- The Washington Times - Monday, May 17, 2004

Sri Lankan update

The new foreign minister of Sri Lanka introduced himself to President Bush’s diplomatic team and briefed them on the latest developments in the island nation’s long civil war.

Lakshman Kadirgamar told our correspondent Desikan Thirunarayanapuram that he came to Washington last week “to touch base with a friendly government” after parliamentary elections last month led to a change of government in the Indian Ocean country near the southern tip of India.

Mr. Kadirgamar met with several senior members of the Bush administration, including Secretary of State Colin L. Powell, National Security Adviser Condoleezza Rice and Deputy Secretary of State Richard Armitage.

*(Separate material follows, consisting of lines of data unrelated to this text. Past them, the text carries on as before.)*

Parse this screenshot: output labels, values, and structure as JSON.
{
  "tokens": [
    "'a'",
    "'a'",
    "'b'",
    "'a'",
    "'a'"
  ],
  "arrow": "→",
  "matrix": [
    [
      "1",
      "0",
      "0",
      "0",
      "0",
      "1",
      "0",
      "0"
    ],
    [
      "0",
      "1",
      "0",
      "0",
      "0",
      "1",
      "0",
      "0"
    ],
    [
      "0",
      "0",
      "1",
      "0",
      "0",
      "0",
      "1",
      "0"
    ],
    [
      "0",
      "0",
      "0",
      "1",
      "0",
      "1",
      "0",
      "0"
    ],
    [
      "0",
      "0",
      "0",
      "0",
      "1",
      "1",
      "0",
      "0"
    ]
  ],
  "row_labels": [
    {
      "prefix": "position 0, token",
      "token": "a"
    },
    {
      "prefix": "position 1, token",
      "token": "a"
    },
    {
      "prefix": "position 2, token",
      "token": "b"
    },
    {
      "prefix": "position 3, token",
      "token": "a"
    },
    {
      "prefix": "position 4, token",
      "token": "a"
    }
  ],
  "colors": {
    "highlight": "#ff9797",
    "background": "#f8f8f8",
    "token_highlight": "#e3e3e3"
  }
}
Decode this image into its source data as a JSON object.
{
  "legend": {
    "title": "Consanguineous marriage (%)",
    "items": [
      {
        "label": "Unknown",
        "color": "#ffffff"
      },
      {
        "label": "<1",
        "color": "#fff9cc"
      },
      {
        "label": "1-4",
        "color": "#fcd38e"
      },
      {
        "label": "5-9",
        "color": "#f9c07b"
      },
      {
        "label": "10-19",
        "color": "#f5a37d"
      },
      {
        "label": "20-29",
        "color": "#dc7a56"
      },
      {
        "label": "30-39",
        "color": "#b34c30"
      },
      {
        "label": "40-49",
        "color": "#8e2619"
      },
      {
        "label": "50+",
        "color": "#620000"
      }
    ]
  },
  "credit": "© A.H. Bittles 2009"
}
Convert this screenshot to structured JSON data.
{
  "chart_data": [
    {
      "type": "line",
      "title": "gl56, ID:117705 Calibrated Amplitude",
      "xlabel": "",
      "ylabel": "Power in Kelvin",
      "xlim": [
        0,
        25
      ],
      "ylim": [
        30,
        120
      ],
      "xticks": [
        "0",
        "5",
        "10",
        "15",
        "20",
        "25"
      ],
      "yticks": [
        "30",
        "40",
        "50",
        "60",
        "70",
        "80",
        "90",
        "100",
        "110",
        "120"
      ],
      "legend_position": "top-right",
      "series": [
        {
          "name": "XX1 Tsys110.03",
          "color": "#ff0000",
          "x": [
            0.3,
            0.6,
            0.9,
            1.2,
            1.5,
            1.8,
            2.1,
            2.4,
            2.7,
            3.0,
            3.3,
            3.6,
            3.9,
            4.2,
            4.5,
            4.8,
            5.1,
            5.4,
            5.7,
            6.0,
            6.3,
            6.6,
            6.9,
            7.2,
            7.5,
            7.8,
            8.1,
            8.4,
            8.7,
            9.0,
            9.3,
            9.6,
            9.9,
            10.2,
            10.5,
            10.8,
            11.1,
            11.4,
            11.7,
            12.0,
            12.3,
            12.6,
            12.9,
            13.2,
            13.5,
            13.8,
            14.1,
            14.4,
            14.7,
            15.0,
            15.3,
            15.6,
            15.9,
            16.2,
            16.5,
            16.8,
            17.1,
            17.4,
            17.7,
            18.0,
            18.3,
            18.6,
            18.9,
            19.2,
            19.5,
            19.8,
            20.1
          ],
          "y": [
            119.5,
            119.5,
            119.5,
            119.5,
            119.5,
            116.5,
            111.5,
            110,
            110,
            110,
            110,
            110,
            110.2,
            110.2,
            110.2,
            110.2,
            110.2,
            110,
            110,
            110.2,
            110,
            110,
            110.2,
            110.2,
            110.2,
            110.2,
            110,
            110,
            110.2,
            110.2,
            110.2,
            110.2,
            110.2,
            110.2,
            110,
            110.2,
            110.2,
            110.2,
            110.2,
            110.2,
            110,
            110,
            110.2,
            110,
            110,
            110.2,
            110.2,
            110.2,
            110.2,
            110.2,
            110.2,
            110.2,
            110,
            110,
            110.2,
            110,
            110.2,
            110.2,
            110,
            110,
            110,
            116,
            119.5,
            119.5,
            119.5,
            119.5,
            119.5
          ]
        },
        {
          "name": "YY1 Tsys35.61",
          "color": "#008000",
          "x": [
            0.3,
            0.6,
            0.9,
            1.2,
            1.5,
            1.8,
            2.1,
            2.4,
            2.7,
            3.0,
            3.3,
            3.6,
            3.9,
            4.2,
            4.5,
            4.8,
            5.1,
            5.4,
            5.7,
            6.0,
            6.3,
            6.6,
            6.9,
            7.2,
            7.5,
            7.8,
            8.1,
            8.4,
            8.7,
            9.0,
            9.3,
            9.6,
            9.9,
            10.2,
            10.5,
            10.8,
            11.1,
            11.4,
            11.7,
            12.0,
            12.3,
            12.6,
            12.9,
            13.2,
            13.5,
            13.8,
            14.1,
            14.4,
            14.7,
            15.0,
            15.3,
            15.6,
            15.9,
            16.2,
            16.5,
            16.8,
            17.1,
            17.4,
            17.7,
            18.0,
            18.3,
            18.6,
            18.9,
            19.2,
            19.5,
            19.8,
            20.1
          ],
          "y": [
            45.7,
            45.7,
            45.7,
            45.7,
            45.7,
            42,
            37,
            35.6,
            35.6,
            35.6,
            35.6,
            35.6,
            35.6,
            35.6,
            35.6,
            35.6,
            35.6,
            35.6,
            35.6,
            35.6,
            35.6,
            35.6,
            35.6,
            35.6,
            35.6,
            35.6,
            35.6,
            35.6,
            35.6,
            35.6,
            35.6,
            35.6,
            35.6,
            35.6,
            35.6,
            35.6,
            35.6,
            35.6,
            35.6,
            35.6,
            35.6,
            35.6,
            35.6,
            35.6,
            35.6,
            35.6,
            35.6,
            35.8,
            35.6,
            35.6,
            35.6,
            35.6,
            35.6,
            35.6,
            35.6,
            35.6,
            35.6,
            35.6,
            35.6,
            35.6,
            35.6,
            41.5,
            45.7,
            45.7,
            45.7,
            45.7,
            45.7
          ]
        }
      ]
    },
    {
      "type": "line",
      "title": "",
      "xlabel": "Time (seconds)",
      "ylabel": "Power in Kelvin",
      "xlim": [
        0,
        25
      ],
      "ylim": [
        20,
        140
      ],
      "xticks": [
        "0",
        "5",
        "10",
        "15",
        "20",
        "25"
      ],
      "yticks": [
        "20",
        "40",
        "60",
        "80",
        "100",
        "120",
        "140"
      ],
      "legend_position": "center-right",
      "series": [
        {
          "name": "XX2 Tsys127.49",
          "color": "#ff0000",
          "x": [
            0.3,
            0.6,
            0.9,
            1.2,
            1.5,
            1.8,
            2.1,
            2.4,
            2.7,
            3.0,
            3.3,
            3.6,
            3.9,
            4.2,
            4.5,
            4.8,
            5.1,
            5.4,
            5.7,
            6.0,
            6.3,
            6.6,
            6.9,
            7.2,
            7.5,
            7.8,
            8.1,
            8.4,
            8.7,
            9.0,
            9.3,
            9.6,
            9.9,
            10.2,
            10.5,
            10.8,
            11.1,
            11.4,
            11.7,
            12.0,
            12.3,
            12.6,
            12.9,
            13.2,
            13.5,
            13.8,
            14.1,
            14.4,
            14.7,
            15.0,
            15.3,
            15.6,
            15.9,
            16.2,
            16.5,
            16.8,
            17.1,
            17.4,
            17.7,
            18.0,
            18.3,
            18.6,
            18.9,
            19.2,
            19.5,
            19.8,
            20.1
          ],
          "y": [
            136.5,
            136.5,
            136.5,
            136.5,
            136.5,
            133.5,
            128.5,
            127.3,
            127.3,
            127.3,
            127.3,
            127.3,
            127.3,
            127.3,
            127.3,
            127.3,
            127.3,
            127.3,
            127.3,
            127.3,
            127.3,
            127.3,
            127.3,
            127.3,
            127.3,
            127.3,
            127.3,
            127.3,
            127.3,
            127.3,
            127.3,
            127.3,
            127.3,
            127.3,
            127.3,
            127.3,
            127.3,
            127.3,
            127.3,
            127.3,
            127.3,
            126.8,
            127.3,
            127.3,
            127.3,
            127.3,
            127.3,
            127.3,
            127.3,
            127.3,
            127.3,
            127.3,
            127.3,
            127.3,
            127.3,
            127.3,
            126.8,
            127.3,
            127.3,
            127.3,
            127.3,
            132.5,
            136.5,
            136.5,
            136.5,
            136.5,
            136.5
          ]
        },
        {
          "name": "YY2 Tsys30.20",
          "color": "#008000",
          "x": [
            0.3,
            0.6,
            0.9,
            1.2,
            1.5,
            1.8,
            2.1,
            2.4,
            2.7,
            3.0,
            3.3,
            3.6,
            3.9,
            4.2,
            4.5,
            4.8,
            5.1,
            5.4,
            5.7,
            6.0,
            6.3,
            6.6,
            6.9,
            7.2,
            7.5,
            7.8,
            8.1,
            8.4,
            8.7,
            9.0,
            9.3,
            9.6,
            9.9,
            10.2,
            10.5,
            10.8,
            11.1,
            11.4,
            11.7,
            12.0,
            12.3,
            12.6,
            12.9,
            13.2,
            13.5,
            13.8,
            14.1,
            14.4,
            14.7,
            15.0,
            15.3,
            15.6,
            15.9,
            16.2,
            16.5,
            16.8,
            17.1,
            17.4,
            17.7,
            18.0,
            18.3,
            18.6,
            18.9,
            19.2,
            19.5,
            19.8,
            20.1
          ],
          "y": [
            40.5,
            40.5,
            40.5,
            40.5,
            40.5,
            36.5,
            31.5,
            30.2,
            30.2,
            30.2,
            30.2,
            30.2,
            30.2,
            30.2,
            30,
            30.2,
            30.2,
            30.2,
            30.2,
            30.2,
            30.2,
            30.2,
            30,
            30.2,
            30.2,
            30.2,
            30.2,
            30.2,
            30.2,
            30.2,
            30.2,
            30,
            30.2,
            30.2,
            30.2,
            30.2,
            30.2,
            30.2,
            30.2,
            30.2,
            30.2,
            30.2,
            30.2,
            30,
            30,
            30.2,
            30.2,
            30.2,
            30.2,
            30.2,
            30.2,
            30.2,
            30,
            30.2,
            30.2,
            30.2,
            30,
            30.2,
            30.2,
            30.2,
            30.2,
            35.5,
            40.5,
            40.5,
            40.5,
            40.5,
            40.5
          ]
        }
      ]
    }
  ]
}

He said the main focus of their meetings was the ongoing peace negotiations with ethnic Tamil rebels who have been fighting for greater autonomy in the northern part of the island since the 1980s. The Liberation Tigers of Tamil Eelam is on the State Department’s list of foreign terrorist organizations.

In Sri Lanka, Christina Rocca, U.S. assistant secretary of state for South Asia, assured government officials that the Bush administration supports their peace efforts but will not have any contacts with the Tigers.

“I am here to assure Sri Lankans both in and out of power that the United States and Sri Lanka have enduring bonds of friendship,” she told Sri Lanka’s Daily News over the weekend.

The Norwegian-mediated talks stalled last year because of disagreements between President Chandrika Kumaratunga of the Sri Lanka Freedom Party and former Prime Minister Ranil Wikremasinghe of the United National Party.

The new prime minister, Mahinda Rajapakse, is from the same party as the president, and Mr. Kadirgamar is confident that the peace talks will pick up the pace again. He said he opposes setting a time frame for reaching a solution because a deadline could impose excessive pressure on the parties to reach a deal.

The Wikremasinghe government was accused of making too many concessions to the Tamil rebels. Mr. Kadirgamar said the new government will ensure that Sri Lanka’s multiethnic character is respected in any deal with the Tamils.

“The previous government kept the [peace] process confined to a few groups,” he said.

The Buddhist Sinhalese make up 74 percent of Sri Lanka’s population of 19 million. The mostly Hindu Tamils represent 12 percent, and Muslims are about 7 percent.

Mr. Kadirgamar met a small group of correspondents in Washington on the day a dramatic election upset occurred in India, Sri Lanka’s large neighbor to the north.

The Congress party led by Sonia Gandhi emerged as the winner after the Bharatiya Janata Party-led coalition lost a majority in parliamentary elections.

Tamil Tigers were the prime suspects in the 1991 assassination of Mrs. Gandhi’s husband, former Prime Minister Rajiv Gandhi. A Congress-led government in India is expected to renew a request for the extradition of Tiger leader Vellupillai Prabhakaran to stand trial in the assassination case.

Afghan culture

Afghan Ambassador Said Tayeb Jawad is committed to revitalizing Afghanistan’s cultural heritage, as the country continues to rebuild the physical structures destroyed by the extremist Taliban regime.

“Now that we have begun rebuilding Afghanistan, nothing can serve better than art to deliver the message of unity, love and peace,” he said at a recent Afghan Embassy reception that featured thousands of years of Afghan art.

Some 500 guests admired a 17,000-year-old stone sculpture, artifacts from Greco-Buddhist styles between 200 B.C. and A.D. 400, Islamic arts and modern works, including one by a 12-year-old painter.